[ ] vs [[ ]] in Bash: Single vs Double Brackets

Understand the difference between [ ] (test) and [[ ]] in bash. Learn when to use each, POSIX compatibility, and common mistakes with == vs =.

Deprecated Syntax

Detailed Explanation

Single Brackets [ ] vs Double Brackets [[ ]]
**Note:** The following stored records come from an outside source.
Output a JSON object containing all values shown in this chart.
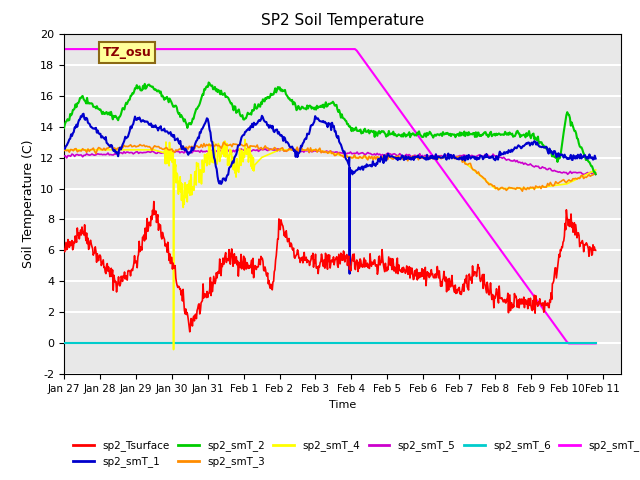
{
  "title": "SP2 Soil Temperature",
  "xlabel": "Time",
  "ylabel": "Soil Temperature (C)",
  "ylim": [
    -2,
    20
  ],
  "xlim": [
    0,
    15.5
  ],
  "annotation_text": "TZ_osu",
  "annotation_color": "#8B0000",
  "annotation_bg": "#FFFF99",
  "annotation_border": "#8B6914",
  "series_colors": {
    "sp2_Tsurface": "#FF0000",
    "sp2_smT_1": "#0000CC",
    "sp2_smT_2": "#00CC00",
    "sp2_smT_3": "#FF8C00",
    "sp2_smT_4": "#FFFF00",
    "sp2_smT_5": "#CC00CC",
    "sp2_smT_6": "#00CCCC",
    "sp2_smT_7": "#FF00FF"
  },
  "tick_labels": [
    "Jan 27",
    "Jan 28",
    "Jan 29",
    "Jan 30",
    "Jan 31",
    "Feb 1",
    "Feb 2",
    "Feb 3",
    "Feb 4",
    "Feb 5",
    "Feb 6",
    "Feb 7",
    "Feb 8",
    "Feb 9",
    "Feb 10",
    "Feb 11"
  ],
  "tick_positions": [
    0,
    1,
    2,
    3,
    4,
    5,
    6,
    7,
    8,
    9,
    10,
    11,
    12,
    13,
    14,
    15
  ],
  "background_color": "#E8E8E8",
  "grid_color": "#FFFFFF",
  "legend_lw": 2.0,
  "surf_xp": [
    0,
    0.5,
    1,
    1.5,
    2,
    2.5,
    3,
    3.5,
    4,
    4.5,
    5,
    5.3,
    5.5,
    5.8,
    6,
    6.5,
    7,
    7.5,
    8,
    8.5,
    9,
    9.5,
    10,
    10.5,
    11,
    11.5,
    12,
    12.5,
    13,
    13.5,
    14,
    14.5,
    14.8
  ],
  "surf_fp": [
    5.9,
    7.4,
    5.4,
    3.8,
    5.2,
    8.7,
    5.2,
    1.2,
    3.2,
    5.6,
    5.2,
    4.8,
    5.4,
    3.2,
    7.8,
    5.6,
    5.1,
    5.4,
    5.3,
    5.2,
    5.1,
    4.8,
    4.5,
    4.3,
    3.3,
    4.6,
    3.0,
    2.7,
    2.6,
    2.5,
    8.0,
    6.2,
    6.0
  ],
  "smT1_xp": [
    0,
    0.5,
    1,
    1.5,
    2,
    2.5,
    3,
    3.5,
    4,
    4.3,
    4.5,
    5,
    5.5,
    6,
    6.5,
    7,
    7.5,
    8,
    9,
    10,
    11,
    12,
    13,
    14,
    14.8
  ],
  "smT1_fp": [
    12.5,
    14.7,
    13.5,
    12.2,
    14.5,
    14.0,
    13.5,
    12.2,
    14.5,
    10.5,
    10.6,
    13.5,
    14.5,
    13.5,
    12.2,
    14.5,
    14.0,
    11.0,
    12.0,
    12.0,
    12.0,
    12.0,
    13.0,
    12.0,
    12.0
  ],
  "smT2_xp": [
    0,
    0.5,
    1,
    1.5,
    2,
    2.5,
    3,
    3.5,
    4,
    4.5,
    5,
    5.5,
    6,
    6.5,
    7,
    7.5,
    8,
    9,
    10,
    11,
    12,
    13,
    13.8,
    14,
    14.5,
    14.8
  ],
  "smT2_fp": [
    14.0,
    15.9,
    15.0,
    14.5,
    16.5,
    16.5,
    15.5,
    14.0,
    16.8,
    16.0,
    14.5,
    15.5,
    16.5,
    15.2,
    15.2,
    15.5,
    13.8,
    13.5,
    13.5,
    13.5,
    13.5,
    13.5,
    11.8,
    15.0,
    12.0,
    11.0
  ],
  "smT3_xp": [
    0,
    1,
    2,
    3,
    4,
    5,
    6,
    7,
    8,
    9,
    10,
    11,
    12,
    13,
    14,
    14.8
  ],
  "smT3_fp": [
    12.5,
    12.5,
    12.8,
    12.5,
    12.8,
    12.8,
    12.5,
    12.5,
    12.0,
    12.0,
    12.0,
    12.0,
    10.0,
    10.0,
    10.5,
    11.0
  ],
  "smT4_xp": [
    0,
    2.5,
    2.8,
    3.0,
    3.1,
    3.2,
    3.3,
    3.4,
    3.5,
    3.6,
    3.7,
    3.8,
    3.9,
    4.0,
    4.1,
    4.2,
    4.3,
    4.4,
    4.5,
    4.6,
    4.7,
    4.8,
    4.9,
    5.0,
    5.1,
    5.2,
    5.3,
    5.5,
    6,
    7,
    8,
    9,
    10,
    11,
    12,
    13,
    14,
    14.8
  ],
  "smT4_fp": [
    12.5,
    12.5,
    12.3,
    12.2,
    11.0,
    10.3,
    9.5,
    9.8,
    10.2,
    10.5,
    11.0,
    10.8,
    11.5,
    12.0,
    12.5,
    12.2,
    12.3,
    12.5,
    12.3,
    12.0,
    11.8,
    11.5,
    12.0,
    12.5,
    12.3,
    12.1,
    11.5,
    12.0,
    12.5,
    12.5,
    12.0,
    12.0,
    12.0,
    12.0,
    10.0,
    10.0,
    10.3,
    11.2
  ],
  "smT5_xp": [
    0,
    2,
    4,
    6,
    8,
    10,
    11,
    12,
    13,
    14,
    14.8
  ],
  "smT5_fp": [
    12.1,
    12.3,
    12.4,
    12.5,
    12.3,
    12.1,
    12.1,
    12.1,
    11.5,
    11.0,
    11.0
  ],
  "smT7_x": [
    0,
    8.1,
    8.15,
    14.0,
    14.05,
    14.8
  ],
  "smT7_y": [
    19.0,
    19.0,
    18.9,
    0.1,
    0.0,
    0.0
  ]
}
The choice between [ ] and [[ ]] is one of the most confusing aspects of shell scripting. They look similar but behave quite differently.

[ ] — The test Command

[ ] is actually the test command. It is a regular command, not shell syntax:

# These are equivalent:
[ "$var" = "hello" ]
test "$var" = "hello"

Rules for [ ]:

  • Variables MUST be quoted: [ "$var" = "value" ]
  • Use = for string comparison (not ==)
  • Use -eq, -lt, -gt for numeric comparison
  • No pattern matching or regex
  • && and || must be outside: [ cond1 ] && [ cond2 ]

[[ ]] — Bash Keyword

[[ ]] is a Bash/Zsh/Ksh built-in keyword with additional features:

# No word splitting — quoting optional (but still recommended)
[[ $var = "hello" ]]

# Pattern matching with ==
[[ $file == *.txt ]]

# Regex matching with =~
[[ $email =~ ^[a-zA-Z]+@[a-zA-Z]+\.[a-zA-Z]+$ ]]

# Logical operators inside
[[ $a -gt 0 && $b -lt 100 ]]

Common Mistake: == in [ ]

# WRONG: == is not POSIX in [ ]
if [ "$var" == "value" ]; then  # Works in bash but not sh

# CORRECT for [ ]:
if [ "$var" = "value" ]; then

# CORRECT for [[ ]]:
if [[ "$var" == "value" ]]; then

Comparison Table

Feature [ ] [[ ]]
POSIX compatible Yes No (bash/zsh/ksh)
Word splitting Yes (must quote) No
Pattern matching No == *.txt
Regex No =~ regex
Logical operators External &&/`
String comparison = = or ==

Recommendation

  • Use [[ ]] in Bash scripts (with #!/bin/bash shebang)
  • Use [ ] only when POSIX compatibility is required (#!/bin/sh)
  • Always quote variables in [ ] to prevent word splitting

Use Case

Writing conditional logic in shell scripts, validating user input, checking file existence and types, and pattern matching on strings. Understanding the difference is essential for anyone writing shell scripts that need to be portable or that use advanced matching.